Building the LED Scalemail Tail: Turning on the lights

Fletcher made this scalemail tail a couple years ago and always dreamed of having rainbow lights inside. That was the first time they used these clear plastic scales – and they were specifically chosen to have space for the lights to shine through! Alternating black and clear scales creates a strong silhouette while still leaving space for the light to shine through.

I’ve wired LEDs before to make cosplay accessories, but I didn’t want to buy parts for them so I used what I had lying around – namely a Raspberry Pi. That was super overkill (from a processing, power, and price perspective) so for this tail, I needed something I could permanently dedicate to the build (and I needed to stop cannibalizing this one Pi for every LED project I started). I picked up a Gemma M0 and a Circuit Playground from Adafruit – I was hoping the Gemma would be sufficient but I wanted a backup plan as well. Thankfully the Gemma was plenty powerful for what I was trying to do!

The first challenge I ran into – how do I add wires to sewable pads?? I had jumper wires for breadboards, but I didn’t have any alligator clips… let alone alligator clips to jumper wires. Conveniently, we had a few alligator clip wires lying around at the makerspace so a friend of mine made me a trio of the connectors I needed – he clipped the wires on one end, stripped them back and added a prong so we had a clip on one side and jumper cable on the other. Thanks Steve!

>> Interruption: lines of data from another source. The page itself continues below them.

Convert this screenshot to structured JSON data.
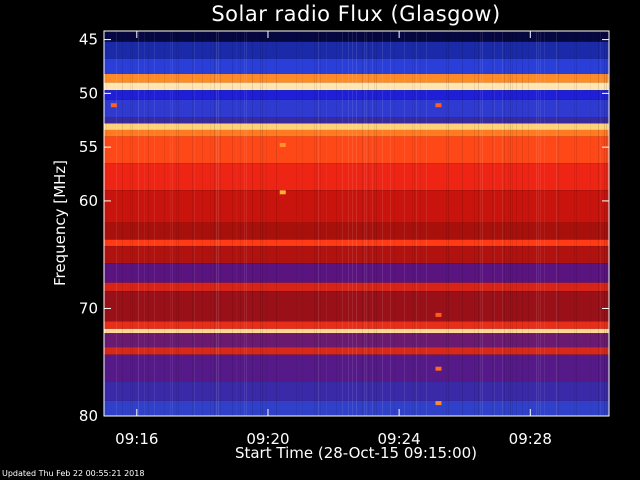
{
  "chart_data": {
    "type": "heatmap",
    "title": "Solar radio Flux (Glasgow)",
    "ylabel": "Frequency [MHz]",
    "xlabel": "Start Time (28-Oct-15 09:15:00)",
    "x_unit": "minutes after 09:15:00",
    "xlim": [
      0,
      15.4
    ],
    "ylim": [
      80,
      44.2
    ],
    "y_reversed": true,
    "x_ticks": [
      {
        "value": 1,
        "label": "09:16"
      },
      {
        "value": 5,
        "label": "09:20"
      },
      {
        "value": 9,
        "label": "09:24"
      },
      {
        "value": 13,
        "label": "09:28"
      }
    ],
    "y_ticks": [
      {
        "value": 45,
        "label": "45"
      },
      {
        "value": 50,
        "label": "50"
      },
      {
        "value": 55,
        "label": "55"
      },
      {
        "value": 60,
        "label": "60"
      },
      {
        "value": 70,
        "label": "70"
      },
      {
        "value": 80,
        "label": "80"
      }
    ],
    "bands": [
      {
        "from": 44.2,
        "to": 45.2,
        "color": "#060640"
      },
      {
        "from": 45.2,
        "to": 46.8,
        "color": "#1a2aa8"
      },
      {
        "from": 46.8,
        "to": 48.2,
        "color": "#2a3ed8"
      },
      {
        "from": 48.2,
        "to": 49.0,
        "color": "#ff8a28"
      },
      {
        "from": 49.0,
        "to": 49.7,
        "color": "#ffe6b0"
      },
      {
        "from": 49.7,
        "to": 50.6,
        "color": "#1f1fd8"
      },
      {
        "from": 50.6,
        "to": 52.2,
        "color": "#2f3ad0"
      },
      {
        "from": 52.2,
        "to": 52.8,
        "color": "#3a2aa0"
      },
      {
        "from": 52.8,
        "to": 53.4,
        "color": "#ffd27a"
      },
      {
        "from": 53.4,
        "to": 54.0,
        "color": "#ff7a20"
      },
      {
        "from": 54.0,
        "to": 56.5,
        "color": "#ff4818"
      },
      {
        "from": 56.5,
        "to": 59.0,
        "color": "#ee2414"
      },
      {
        "from": 59.0,
        "to": 62.0,
        "color": "#c8140c"
      },
      {
        "from": 62.0,
        "to": 63.6,
        "color": "#a8100c"
      },
      {
        "from": 63.6,
        "to": 64.2,
        "color": "#ff3a14"
      },
      {
        "from": 64.2,
        "to": 65.8,
        "color": "#b01210"
      },
      {
        "from": 65.8,
        "to": 67.6,
        "color": "#5a1480"
      },
      {
        "from": 67.6,
        "to": 68.4,
        "color": "#d82418"
      },
      {
        "from": 68.4,
        "to": 71.2,
        "color": "#9a1018"
      },
      {
        "from": 71.2,
        "to": 71.9,
        "color": "#e82e18"
      },
      {
        "from": 71.9,
        "to": 72.3,
        "color": "#ffd896"
      },
      {
        "from": 72.3,
        "to": 73.6,
        "color": "#6a1a70"
      },
      {
        "from": 73.6,
        "to": 74.3,
        "color": "#d8281a"
      },
      {
        "from": 74.3,
        "to": 76.8,
        "color": "#551a88"
      },
      {
        "from": 76.8,
        "to": 78.6,
        "color": "#3a2aa8"
      },
      {
        "from": 78.6,
        "to": 80.0,
        "color": "#3040c8"
      }
    ],
    "hot_spots": [
      {
        "x": 5.45,
        "y": 59.2,
        "color": "#ffb030"
      },
      {
        "x": 5.45,
        "y": 54.8,
        "color": "#ff9030"
      },
      {
        "x": 0.3,
        "y": 51.1,
        "color": "#ff6020"
      },
      {
        "x": 10.2,
        "y": 51.1,
        "color": "#ff6020"
      },
      {
        "x": 10.2,
        "y": 75.6,
        "color": "#ff6a20"
      },
      {
        "x": 10.2,
        "y": 78.8,
        "color": "#ff8a30"
      },
      {
        "x": 10.2,
        "y": 70.6,
        "color": "#ff5a20"
      }
    ],
    "grid": false
  },
  "footer": {
    "updated": "Updated Thu Feb 22 00:55:21 2018"
  }
}
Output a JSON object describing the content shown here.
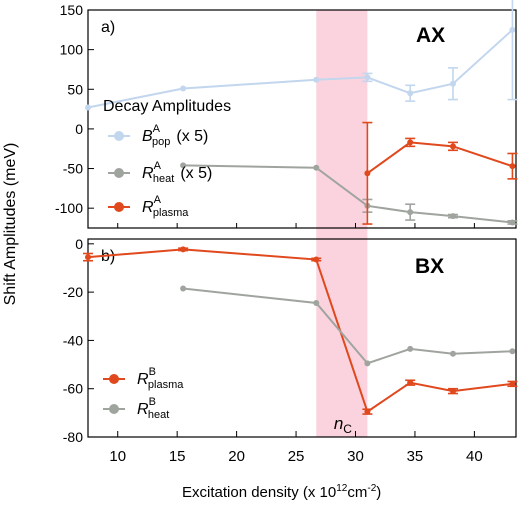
{
  "y_axis_label": "Shift Amplitudes (meV)",
  "x_axis_label": {
    "text": "Excitation density (x 10",
    "sup1": "12",
    "mid": "cm",
    "sup2": "-2",
    "close": ")"
  },
  "x_ticks": [
    "10",
    "15",
    "20",
    "25",
    "30",
    "35",
    "40"
  ],
  "colors": {
    "orange": "#e0481d",
    "gray": "#a0a49f",
    "lightblue": "#c2d6ee",
    "band": "#fbd3de"
  },
  "band_label": {
    "main": "n",
    "sub": "C"
  },
  "chart_data": [
    {
      "type": "line",
      "panel_label": "a)",
      "corner_label": "AX",
      "legend_title": "Decay Amplitudes",
      "xlim": [
        7.5,
        43.5
      ],
      "ylim": [
        -125,
        150
      ],
      "y_ticks": [
        "150",
        "100",
        "50",
        "0",
        "-50",
        "-100"
      ],
      "band_x": [
        26.7,
        31.0
      ],
      "series": [
        {
          "name": "B",
          "sub": "pop",
          "sup": "A",
          "suffix": "(x 5)",
          "color": "lightblue",
          "x": [
            7.5,
            15.5,
            26.7,
            31.0,
            34.6,
            38.2,
            43.2
          ],
          "y": [
            27,
            51,
            62,
            65,
            45,
            57,
            125
          ],
          "err": [
            0,
            0,
            0,
            5,
            10,
            20,
            88
          ]
        },
        {
          "name": "R",
          "sub": "heat",
          "sup": "A",
          "suffix": "(x 5)",
          "color": "gray",
          "x": [
            15.5,
            26.7,
            31.0,
            34.6,
            38.2,
            43.2
          ],
          "y": [
            -46,
            -49,
            -97,
            -105,
            -110,
            -118
          ],
          "err": [
            0,
            0,
            8,
            10,
            2,
            2
          ]
        },
        {
          "name": "R",
          "sub": "plasma",
          "sup": "A",
          "suffix": "",
          "color": "orange",
          "x": [
            31.0,
            34.6,
            38.2,
            43.2
          ],
          "y": [
            -56,
            -17,
            -22,
            -47
          ],
          "err": [
            64,
            5,
            5,
            16
          ]
        }
      ]
    },
    {
      "type": "line",
      "panel_label": "b)",
      "corner_label": "BX",
      "legend_title": "",
      "xlim": [
        7.5,
        43.5
      ],
      "ylim": [
        -80,
        2
      ],
      "y_ticks": [
        "0",
        "-20",
        "-40",
        "-60",
        "-80"
      ],
      "band_x": [
        26.7,
        31.0
      ],
      "series": [
        {
          "name": "R",
          "sub": "plasma",
          "sup": "B",
          "suffix": "",
          "color": "orange",
          "x": [
            7.5,
            15.5,
            26.7,
            31.0,
            34.6,
            38.2,
            43.2
          ],
          "y": [
            -5.5,
            -2.3,
            -6.5,
            -69.5,
            -57.5,
            -61,
            -58
          ],
          "err": [
            1.5,
            0.5,
            0.5,
            1,
            1,
            1,
            1
          ]
        },
        {
          "name": "R",
          "sub": "heat",
          "sup": "B",
          "suffix": "",
          "color": "gray",
          "x": [
            15.5,
            26.7,
            31.0,
            34.6,
            38.2,
            43.2
          ],
          "y": [
            -18.5,
            -24.5,
            -49.5,
            -43.5,
            -45.5,
            -44.5
          ],
          "err": [
            0,
            0,
            0,
            0,
            0,
            0
          ]
        }
      ]
    }
  ]
}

Okay step one – attach the wires. Done! Step 2 – connect the Gemma to my laptop. This didn’t work immediately and troubleshooting it took longer than I’d like to admit. It turned out to be an easy problem, but the version on the board was out of date. I used the serial console to get more data on my board and it was a few versions out of data. I updated my controller from 2.14 to 2.19 and that did the trick – I could connect to the Gemma from Circuit Python and start the fun part of actually coding.

Except I wired it wrong, oops. This is why we use test wires! Turns out the arrows on the lights are important and are indicating the direction that data flows. Alrighty- I reversed the end of the pixels I was using, clipped my wires on, and bam, we have lights! Not pretty lights, but that comes later.

First look at the lights

Here’s a video of the first version of the rainbow lights! The tail is up and running, but I did some more work to make the lights flow smoothly and have a more natural feel. In the next post, I’ll go into more detail on how I did that!

Overall Thoughts on the Gemma M0

The Gemma M0 made this a lot easier than my experience with the Pi. Simply being able to connect to it via USB without needing to ssh or setup a spare monitor/keyboard to configure the Pi was a big win to me. Same as running code – the Gemma auto-runs its main file at the root level on the controller, so as soon as it’s powered on, the light sequence kicks off (rather than needing to set up an auto-launch script on the Pi). Apart from needing to run an update, it pretty much did everything I needed out of the box.